For some people, global warming is a hard sell. Temperatures going up by a few degrees doesn't sound all that bad, and even results like drought or increased spread of mosquitos and other pests, while certainly unpleasant, are familiar issues. Mega-problems like whiplash/abrupt climate change, where warming leads to an ice age, can sound more surreal than threatening. But this website might change their minds. It shows something that is obviously warming-related, is already starting to happen (not just a "might happen 50 years down the road" possibility), and is a clear danger to the industrialized world's economies and societies: a seven meter rise in sea levels.
Flood Maps mashes up NASA elevation data and Google Maps, and offers a visualization of the effects of a single meter increase all the way to a 14 meter rise. The default increase of seven meters -- about 23 feet for those who avoid the whole metric thing -- is the amount the world's oceans will rise once Greenland's glacial ice pack melts completely. This melting is already underway, and is happening with startling speed.

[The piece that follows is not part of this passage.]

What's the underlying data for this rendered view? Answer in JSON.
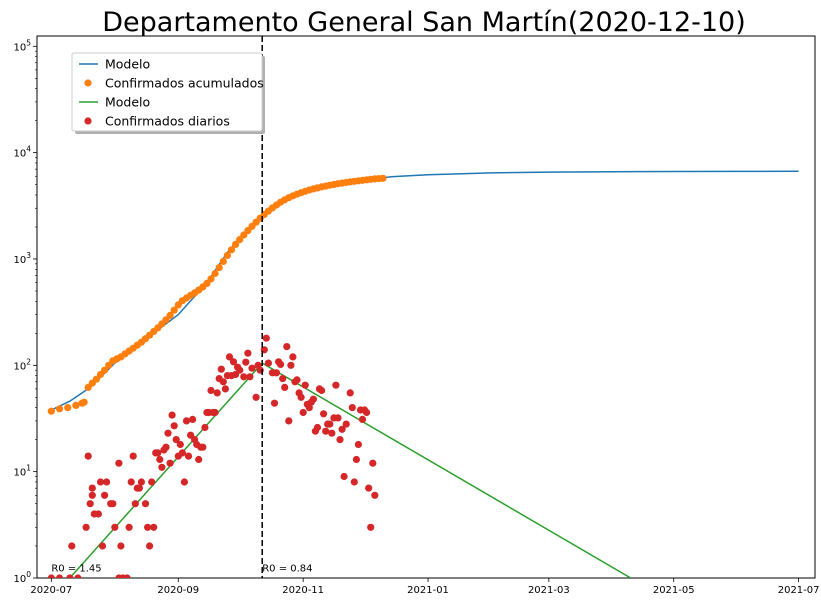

[From February:] ... researchers found that [Greenland's] glaciers were traveling faster than anyone had predicted. They also determined that even more northerly glaciers were on the move and that in just 10 years the amount of fresh water lost by all the glaciers had more than doubled from 90 cubic kilometers of ice loss a year to 224 cubic kilometers. "The amount of water Los Angeles uses over one year is about one cubic kilometer," Rignot points out. "Two hundred cubic kilometers is a lot of fresh water."
The map doesn't cover the whole world yet, but does cover most of North America and the Caribbean, as well as most of Western and Central Europe. As expected, a seven meter rise inundates locations like the Netherlands, Louisiana and Florida; perhaps surprisingly, areas like southeast England and inland regions east of San Francisco, while not often thought of as being at risk from rising seas, suffer just as much. Since the site uses Google Maps, you can view the results in both standard map and satellite format -- and seeing the projection of the oceans approaching the doors of (for example) the White House can be sobering.
The amount of sea level rise coming from melting ice sheets today is fairly low: a bit less than a millimeter every year. Another millimeter or more comes from the "thermal expansion" of warmer water. But this amount is very clearly just the pebbles before the avalanche; although it's unlikely that we'd see the full seven meter increase as an abrupt event, as the glaciers melt faster and faster, the oceans will rise more and more. A one meter rise is a distinct possibility within the next couple of decades; seven meters could come far faster than we would expect, or be able to handle.
What makes this all the more troubling is that Greenland isn't the only place that glaciers are melting; the Antarctic glaciers are, too. And there's a helluva lot more glacial ice on Antarctica than on Greenland. If all of the Antarctic ice were to melt off -- an extraordinarily unlikely event, fortunately -- sea levels would go up by 60 meters.
We live in a post-Katrina world. We have graphic evidence of what it looks like to have a city nearly destroyed by the weather. Even people safe in regions distant from the oceans now know what kind of damage losing just one major city can do to a nation; imagine what damage to every major coastal city would do.
If notions of climate refugees, spreading diseases, and higher insurance prices won't make people act, maybe the thought of seven meters will.